Of all the intersecting relationships featured in Love Actually, the one that left fans with the most lingering questions was the one between husband and wife Karen and Harry, played by real-life longtime friends Emma Thompson and the late Alan Rickman. A Joni Mitchell CD clued Karen into her husband's infidelity, and while we see them reuniting at Heathrow Airport with their two children at the film's end, there's a big question mark over the nature of their relationship.
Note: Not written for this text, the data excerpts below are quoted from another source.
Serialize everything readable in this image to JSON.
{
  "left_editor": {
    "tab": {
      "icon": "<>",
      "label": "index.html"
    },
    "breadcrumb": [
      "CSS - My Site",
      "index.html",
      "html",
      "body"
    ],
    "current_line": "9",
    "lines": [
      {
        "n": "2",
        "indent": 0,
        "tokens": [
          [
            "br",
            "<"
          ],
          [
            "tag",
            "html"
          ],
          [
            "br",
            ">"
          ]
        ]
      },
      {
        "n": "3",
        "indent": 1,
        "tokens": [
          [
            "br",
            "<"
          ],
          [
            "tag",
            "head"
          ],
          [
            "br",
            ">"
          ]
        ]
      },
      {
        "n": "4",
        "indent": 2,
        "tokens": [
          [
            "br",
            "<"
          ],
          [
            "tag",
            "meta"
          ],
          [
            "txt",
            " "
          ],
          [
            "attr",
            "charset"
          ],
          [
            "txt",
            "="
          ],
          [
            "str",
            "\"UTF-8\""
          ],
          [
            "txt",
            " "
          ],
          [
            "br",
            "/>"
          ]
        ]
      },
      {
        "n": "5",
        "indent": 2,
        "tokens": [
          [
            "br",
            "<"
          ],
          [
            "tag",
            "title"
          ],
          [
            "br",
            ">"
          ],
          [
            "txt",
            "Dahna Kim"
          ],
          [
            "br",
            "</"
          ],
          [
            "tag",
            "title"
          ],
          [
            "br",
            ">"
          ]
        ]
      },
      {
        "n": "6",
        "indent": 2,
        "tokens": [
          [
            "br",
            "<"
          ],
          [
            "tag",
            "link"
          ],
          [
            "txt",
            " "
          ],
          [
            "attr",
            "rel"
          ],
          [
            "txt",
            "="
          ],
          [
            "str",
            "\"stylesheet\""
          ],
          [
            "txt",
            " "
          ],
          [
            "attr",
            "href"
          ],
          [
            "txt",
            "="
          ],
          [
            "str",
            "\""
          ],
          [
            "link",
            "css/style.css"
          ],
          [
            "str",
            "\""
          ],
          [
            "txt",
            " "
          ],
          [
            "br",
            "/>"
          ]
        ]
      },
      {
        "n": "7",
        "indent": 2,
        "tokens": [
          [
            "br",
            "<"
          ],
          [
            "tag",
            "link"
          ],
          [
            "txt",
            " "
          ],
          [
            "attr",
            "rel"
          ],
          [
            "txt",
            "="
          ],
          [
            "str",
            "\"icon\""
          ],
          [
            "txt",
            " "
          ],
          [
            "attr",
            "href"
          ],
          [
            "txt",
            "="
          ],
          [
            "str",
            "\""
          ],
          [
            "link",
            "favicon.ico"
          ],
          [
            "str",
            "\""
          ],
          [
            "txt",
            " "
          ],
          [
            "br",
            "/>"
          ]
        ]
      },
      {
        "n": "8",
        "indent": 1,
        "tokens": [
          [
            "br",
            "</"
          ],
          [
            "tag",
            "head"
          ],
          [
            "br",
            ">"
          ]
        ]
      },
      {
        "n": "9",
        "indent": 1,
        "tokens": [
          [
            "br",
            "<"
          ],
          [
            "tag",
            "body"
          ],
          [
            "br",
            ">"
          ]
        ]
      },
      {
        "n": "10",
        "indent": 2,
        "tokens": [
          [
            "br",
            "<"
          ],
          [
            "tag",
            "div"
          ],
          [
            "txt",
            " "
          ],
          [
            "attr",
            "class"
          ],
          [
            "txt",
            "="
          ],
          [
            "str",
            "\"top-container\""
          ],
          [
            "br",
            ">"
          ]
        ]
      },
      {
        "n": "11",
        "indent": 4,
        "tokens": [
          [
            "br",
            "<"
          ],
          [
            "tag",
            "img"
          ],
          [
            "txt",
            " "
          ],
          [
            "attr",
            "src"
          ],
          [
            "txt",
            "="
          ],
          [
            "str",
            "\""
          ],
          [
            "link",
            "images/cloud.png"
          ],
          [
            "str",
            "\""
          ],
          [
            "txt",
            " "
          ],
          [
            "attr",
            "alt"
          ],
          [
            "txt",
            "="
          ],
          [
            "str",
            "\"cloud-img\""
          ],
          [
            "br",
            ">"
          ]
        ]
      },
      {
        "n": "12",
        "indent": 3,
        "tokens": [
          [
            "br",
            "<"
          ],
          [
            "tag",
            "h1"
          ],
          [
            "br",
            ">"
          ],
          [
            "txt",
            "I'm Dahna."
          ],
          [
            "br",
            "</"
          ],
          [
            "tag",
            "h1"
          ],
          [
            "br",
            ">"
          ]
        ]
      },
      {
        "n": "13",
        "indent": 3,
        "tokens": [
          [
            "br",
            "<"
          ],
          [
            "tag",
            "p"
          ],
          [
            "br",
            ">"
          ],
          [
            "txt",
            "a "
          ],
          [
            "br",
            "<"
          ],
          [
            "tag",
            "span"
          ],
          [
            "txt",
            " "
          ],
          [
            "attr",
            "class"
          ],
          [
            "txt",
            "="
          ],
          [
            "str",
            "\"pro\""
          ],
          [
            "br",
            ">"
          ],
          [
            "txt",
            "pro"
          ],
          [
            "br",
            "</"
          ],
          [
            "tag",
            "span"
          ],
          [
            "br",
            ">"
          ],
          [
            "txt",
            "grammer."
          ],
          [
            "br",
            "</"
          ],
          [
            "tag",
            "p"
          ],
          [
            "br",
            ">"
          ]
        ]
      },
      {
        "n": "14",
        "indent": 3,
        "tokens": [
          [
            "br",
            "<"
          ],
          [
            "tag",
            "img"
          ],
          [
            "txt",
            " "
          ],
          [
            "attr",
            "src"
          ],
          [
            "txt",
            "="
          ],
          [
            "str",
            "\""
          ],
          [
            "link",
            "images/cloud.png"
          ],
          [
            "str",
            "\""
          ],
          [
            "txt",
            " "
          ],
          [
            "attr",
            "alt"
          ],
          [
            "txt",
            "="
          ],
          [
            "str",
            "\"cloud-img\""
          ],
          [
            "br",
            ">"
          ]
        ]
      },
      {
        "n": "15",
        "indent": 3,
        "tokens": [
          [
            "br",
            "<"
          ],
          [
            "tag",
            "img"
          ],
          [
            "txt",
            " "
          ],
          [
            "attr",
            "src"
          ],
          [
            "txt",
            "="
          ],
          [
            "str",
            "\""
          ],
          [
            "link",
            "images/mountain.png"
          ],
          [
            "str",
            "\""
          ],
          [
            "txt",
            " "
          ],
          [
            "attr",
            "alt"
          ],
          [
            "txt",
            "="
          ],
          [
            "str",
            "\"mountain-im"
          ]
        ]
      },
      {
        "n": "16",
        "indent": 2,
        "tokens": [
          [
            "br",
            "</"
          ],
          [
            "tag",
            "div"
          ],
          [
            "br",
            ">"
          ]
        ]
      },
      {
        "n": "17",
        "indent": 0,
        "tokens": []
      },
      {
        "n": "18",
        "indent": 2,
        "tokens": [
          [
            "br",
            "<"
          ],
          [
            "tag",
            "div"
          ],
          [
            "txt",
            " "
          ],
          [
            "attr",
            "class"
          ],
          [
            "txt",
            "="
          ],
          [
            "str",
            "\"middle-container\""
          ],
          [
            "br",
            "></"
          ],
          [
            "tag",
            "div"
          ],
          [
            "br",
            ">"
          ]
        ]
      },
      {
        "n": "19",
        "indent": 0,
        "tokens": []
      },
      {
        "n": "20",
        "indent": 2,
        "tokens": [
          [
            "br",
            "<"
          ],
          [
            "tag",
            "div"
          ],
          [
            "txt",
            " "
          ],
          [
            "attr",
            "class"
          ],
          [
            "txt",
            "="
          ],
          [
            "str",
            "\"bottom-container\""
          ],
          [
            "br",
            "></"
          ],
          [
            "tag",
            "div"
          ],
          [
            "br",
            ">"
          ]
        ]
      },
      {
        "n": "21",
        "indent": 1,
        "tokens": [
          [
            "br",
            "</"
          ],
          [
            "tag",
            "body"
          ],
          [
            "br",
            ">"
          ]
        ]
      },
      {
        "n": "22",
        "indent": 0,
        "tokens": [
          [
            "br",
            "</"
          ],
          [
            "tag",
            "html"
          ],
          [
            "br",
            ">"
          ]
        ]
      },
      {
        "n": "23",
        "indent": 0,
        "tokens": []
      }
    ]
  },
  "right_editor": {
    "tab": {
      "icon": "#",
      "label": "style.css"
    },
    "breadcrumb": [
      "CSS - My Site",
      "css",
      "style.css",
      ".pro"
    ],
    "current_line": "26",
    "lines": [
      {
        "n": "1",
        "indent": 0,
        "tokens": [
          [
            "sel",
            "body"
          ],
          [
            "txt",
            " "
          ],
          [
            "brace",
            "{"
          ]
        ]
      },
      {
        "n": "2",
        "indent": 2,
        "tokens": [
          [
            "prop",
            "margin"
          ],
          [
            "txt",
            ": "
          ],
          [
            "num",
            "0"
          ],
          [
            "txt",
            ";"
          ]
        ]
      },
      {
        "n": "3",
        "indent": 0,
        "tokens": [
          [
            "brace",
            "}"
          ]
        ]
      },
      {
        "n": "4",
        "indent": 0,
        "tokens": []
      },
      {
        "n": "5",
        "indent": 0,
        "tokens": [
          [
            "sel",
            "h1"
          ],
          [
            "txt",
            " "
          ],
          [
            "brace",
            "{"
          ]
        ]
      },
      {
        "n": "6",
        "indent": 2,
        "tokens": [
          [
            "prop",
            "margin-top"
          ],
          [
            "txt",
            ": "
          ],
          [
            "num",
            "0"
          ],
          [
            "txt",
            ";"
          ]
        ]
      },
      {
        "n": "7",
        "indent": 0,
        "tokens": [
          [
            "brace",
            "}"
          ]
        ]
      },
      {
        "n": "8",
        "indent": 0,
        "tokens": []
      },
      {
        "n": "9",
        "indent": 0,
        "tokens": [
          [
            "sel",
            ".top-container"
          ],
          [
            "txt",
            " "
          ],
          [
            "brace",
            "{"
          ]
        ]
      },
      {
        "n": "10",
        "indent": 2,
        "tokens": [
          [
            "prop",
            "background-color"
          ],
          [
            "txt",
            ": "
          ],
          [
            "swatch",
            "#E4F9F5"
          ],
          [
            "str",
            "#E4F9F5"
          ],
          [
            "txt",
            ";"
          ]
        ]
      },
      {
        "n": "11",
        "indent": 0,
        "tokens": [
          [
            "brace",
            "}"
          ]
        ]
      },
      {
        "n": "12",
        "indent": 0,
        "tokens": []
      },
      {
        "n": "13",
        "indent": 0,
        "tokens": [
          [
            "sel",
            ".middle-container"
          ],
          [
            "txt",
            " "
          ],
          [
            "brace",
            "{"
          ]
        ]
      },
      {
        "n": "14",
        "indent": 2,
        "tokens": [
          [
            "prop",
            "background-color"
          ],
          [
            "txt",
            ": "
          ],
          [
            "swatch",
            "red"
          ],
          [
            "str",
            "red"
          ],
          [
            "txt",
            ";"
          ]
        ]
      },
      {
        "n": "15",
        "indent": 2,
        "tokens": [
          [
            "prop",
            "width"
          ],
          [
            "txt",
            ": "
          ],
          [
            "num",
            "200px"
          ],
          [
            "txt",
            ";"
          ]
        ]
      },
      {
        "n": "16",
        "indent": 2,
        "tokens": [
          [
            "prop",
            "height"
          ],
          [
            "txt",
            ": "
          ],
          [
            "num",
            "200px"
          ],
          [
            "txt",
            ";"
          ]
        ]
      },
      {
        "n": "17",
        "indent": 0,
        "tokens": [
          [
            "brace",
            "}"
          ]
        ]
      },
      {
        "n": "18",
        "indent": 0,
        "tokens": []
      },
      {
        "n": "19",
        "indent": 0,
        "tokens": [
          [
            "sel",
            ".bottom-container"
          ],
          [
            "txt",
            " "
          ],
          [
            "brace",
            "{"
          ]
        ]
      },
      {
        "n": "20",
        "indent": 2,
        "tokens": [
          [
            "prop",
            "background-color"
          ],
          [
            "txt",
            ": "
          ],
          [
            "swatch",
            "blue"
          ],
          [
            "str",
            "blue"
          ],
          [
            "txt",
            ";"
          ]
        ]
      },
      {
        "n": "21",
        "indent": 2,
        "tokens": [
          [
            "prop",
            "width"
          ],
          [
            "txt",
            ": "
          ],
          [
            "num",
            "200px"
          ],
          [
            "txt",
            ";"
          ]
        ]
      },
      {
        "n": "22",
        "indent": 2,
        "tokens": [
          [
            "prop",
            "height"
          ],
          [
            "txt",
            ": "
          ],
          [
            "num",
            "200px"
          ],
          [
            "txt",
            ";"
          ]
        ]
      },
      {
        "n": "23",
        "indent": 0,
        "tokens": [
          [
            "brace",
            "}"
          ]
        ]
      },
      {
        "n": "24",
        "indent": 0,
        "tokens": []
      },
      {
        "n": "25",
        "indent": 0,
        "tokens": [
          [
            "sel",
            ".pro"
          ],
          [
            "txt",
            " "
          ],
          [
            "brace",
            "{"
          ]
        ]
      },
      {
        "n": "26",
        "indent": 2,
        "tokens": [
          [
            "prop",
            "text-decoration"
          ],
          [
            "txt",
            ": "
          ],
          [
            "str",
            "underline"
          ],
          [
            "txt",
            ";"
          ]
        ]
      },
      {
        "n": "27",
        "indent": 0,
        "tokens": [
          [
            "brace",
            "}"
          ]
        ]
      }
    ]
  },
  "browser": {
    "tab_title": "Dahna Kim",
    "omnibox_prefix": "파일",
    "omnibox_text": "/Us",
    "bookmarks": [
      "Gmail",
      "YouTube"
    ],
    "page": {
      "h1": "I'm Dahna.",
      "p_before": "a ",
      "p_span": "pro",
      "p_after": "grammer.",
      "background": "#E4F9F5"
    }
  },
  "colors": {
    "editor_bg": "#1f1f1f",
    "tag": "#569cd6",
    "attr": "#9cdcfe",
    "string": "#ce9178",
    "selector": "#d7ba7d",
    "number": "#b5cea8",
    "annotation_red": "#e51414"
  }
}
That question mark may not be budging. Though stars like Liam Neeson, Hugh Grant, and Martine McCutcheon have signed on for a Richard Curtis-helmed mini-reunion for Britain's Red Nose Day charity special, Thompson has opted out of the project out of respect for her friend, who died of cancer in January 2016. In addition to Love Actually, she and Rickman acted together in Sense and Sensibility and three of the Harry Potter films.
"Richard wrote to me and said 'Darling, we can't write anything for you because of Alan' and I said 'No of course, it would be sad, too sad,'" the actress told journalists at an event for her new film, Beauty and the Beast, last night, the BBC reports.
"It's too soon," she added. "It's absolutely right because it's supposed to be for Comic Relief but there isn't much comic relief in the loss of our dear friend really only just over a year ago."
She doesn't begrudge the reunion itself, however.
"We thought and thought but it just seemed wrong but to revisit the wonderful fun characters of Bill Nighy and Hugh Grant and Liam (Neeson) and all of that, that's fantastic but obviously what would [Rickman] have done?" she said.
The British actress has her own theory about what happened to Harry and Karen.
"Both of them would be in therapy by now and I would be working on some kind of ward," she predicted. "It was absolutely the right decision."